Cross site replication

Cross site (x-site) replication allows backing up the data from one cluster to other clusters, potentially situated in different geographical location. The cross-site replication is built on top of JGroups' RELAY2 protocol. This document describes the technical design of cross site replication in more detail.

Sample deployment

The diagram below depicts a possible setup of replicated sites, followed by a description of individual elements present in the deployment. Options are then explained at large in future paragraphs.
Comments on the diagram above: images/author/download/attachments/68355118/Cross datacenter replication-user doc (2).png

there are 3 sites: LON, NYC and SFO.
in each site there is a running Infinispan cluster with a (potentially) different number of physical nodes: 3 nodes in LON, 4 nodes in NYC and 3 nodes in SFO
the "users" cache is active in LON, NYC and SFO. Updates on the "users" cache in any of these sites gets replicated to the other sites as well
it is possible to use different replication mechanisms between sites.
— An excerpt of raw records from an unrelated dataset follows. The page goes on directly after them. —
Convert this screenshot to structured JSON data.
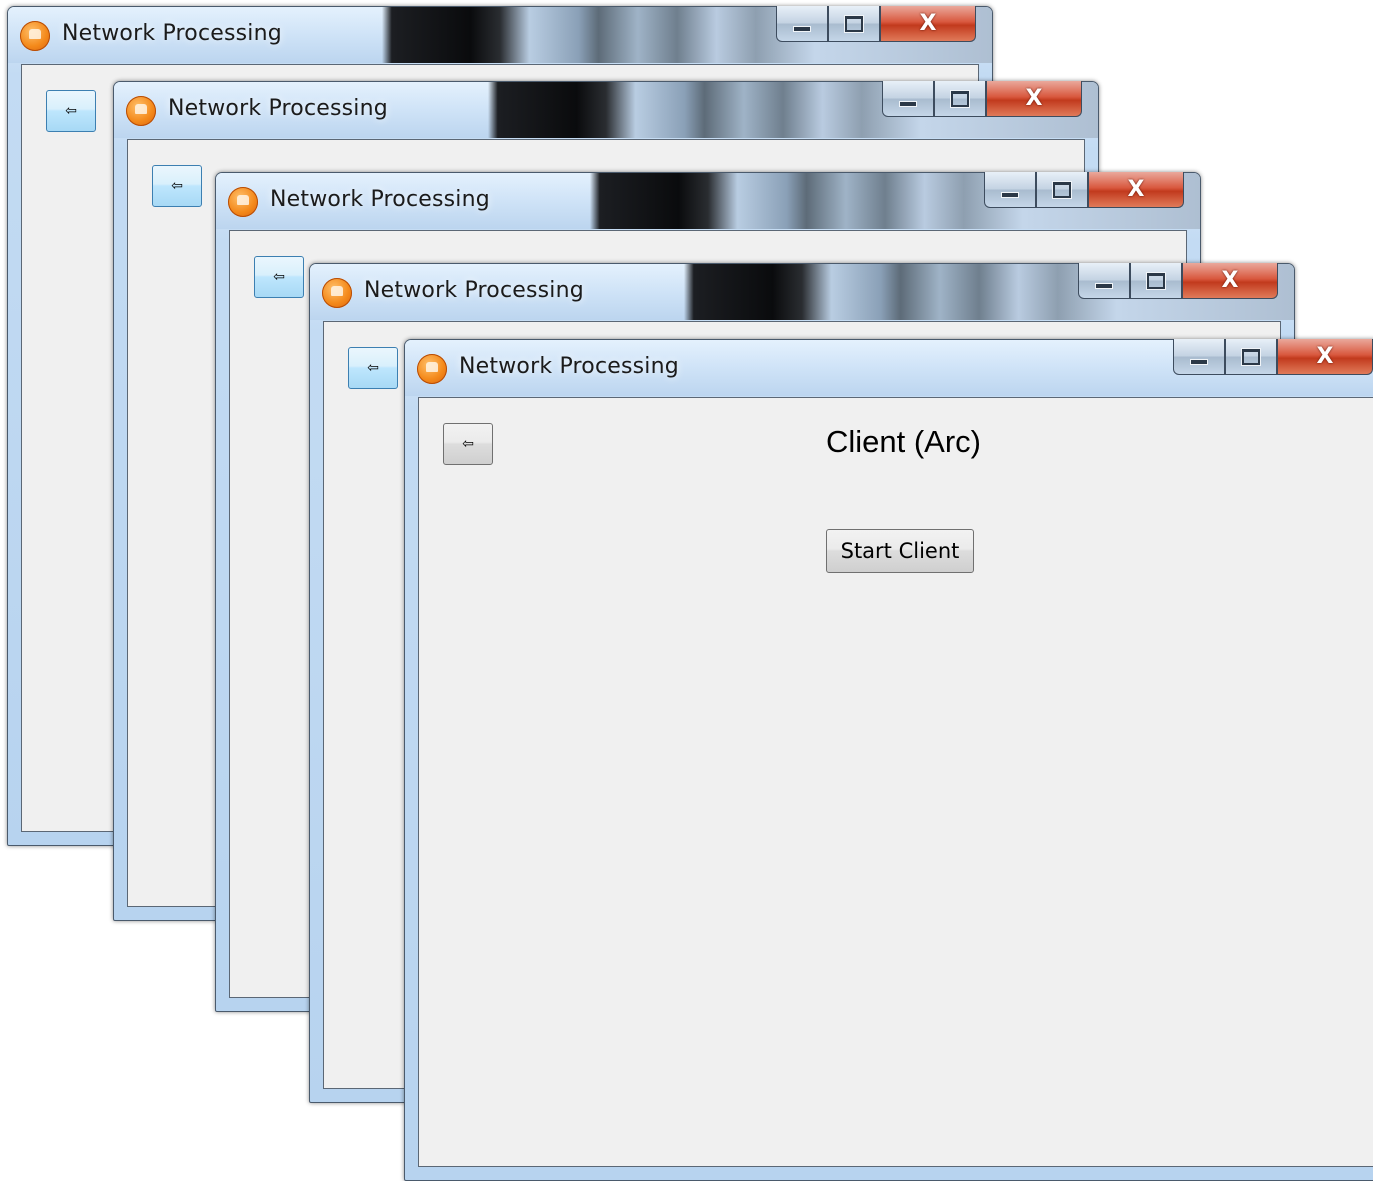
{
  "windows": [
    {
      "title": "Network Processing"
    },
    {
      "title": "Network Processing"
    },
    {
      "title": "Network Processing"
    },
    {
      "title": "Network Processing"
    },
    {
      "title": "Network Processing"
    }
  ],
  "caption_buttons": {
    "minimize": "",
    "maximize": "",
    "close": "X"
  },
  "back_button": {
    "icon": "back-arrow-icon",
    "glyph": "⇦"
  },
  "active_window": {
    "heading": "Client (Arc)",
    "start_button": "Start Client"
  },
  "colors": {
    "close_button": "#c9452a",
    "app_icon": "#f48a1b",
    "back_button_hover": "#bee6fd",
    "client_area": "#f0f0f0"
  }
}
E.g. One can configure SFO to backup data synchronously to NYC and asynchronously to LON
the "users" cache can have a different configuration from one site to the other. E.g. it might be configured as distributed with numOwners=2 in the LON site, REPL in the NYC site and distributed with numOwners=1 in the SFO site
JGroups is used for both inter-site and intra-site communication. RELAY2 is used for inter-site communication
"orders" is a site local to LON, i.e. updates to the data in "orders" don't get replicated to the remote sites
The following sections discuss specific aspects of cross site replication into more detail. The foundation of the cross-site replication functionality is RELAY2 so it highly recommended to read JGroups' RELAY2 documentation before moving on into cross-site.
Configuration

The cross-site replication configuration spreads over the following files:

the backup policy for each individual cache is defined in infinispan's .xml configuration file (infinispan.xml in attachment)
cluster's jgroups xml configuration file: RELAY2 protocol needs to be added to the JGroups protocol stack (jgroups.xml)
RELAY2 configuration file: RELAY2 has an own configuration file (relay2.xml)
the jgroups channel that is used by RELAY2 has its own configuration file (jgroups-relay2.xml)
Infinispan XML configuration file

The local site is defined in the the global configuration section. The local is the site where the node using this configuration file resides (in the example above local site is "LON").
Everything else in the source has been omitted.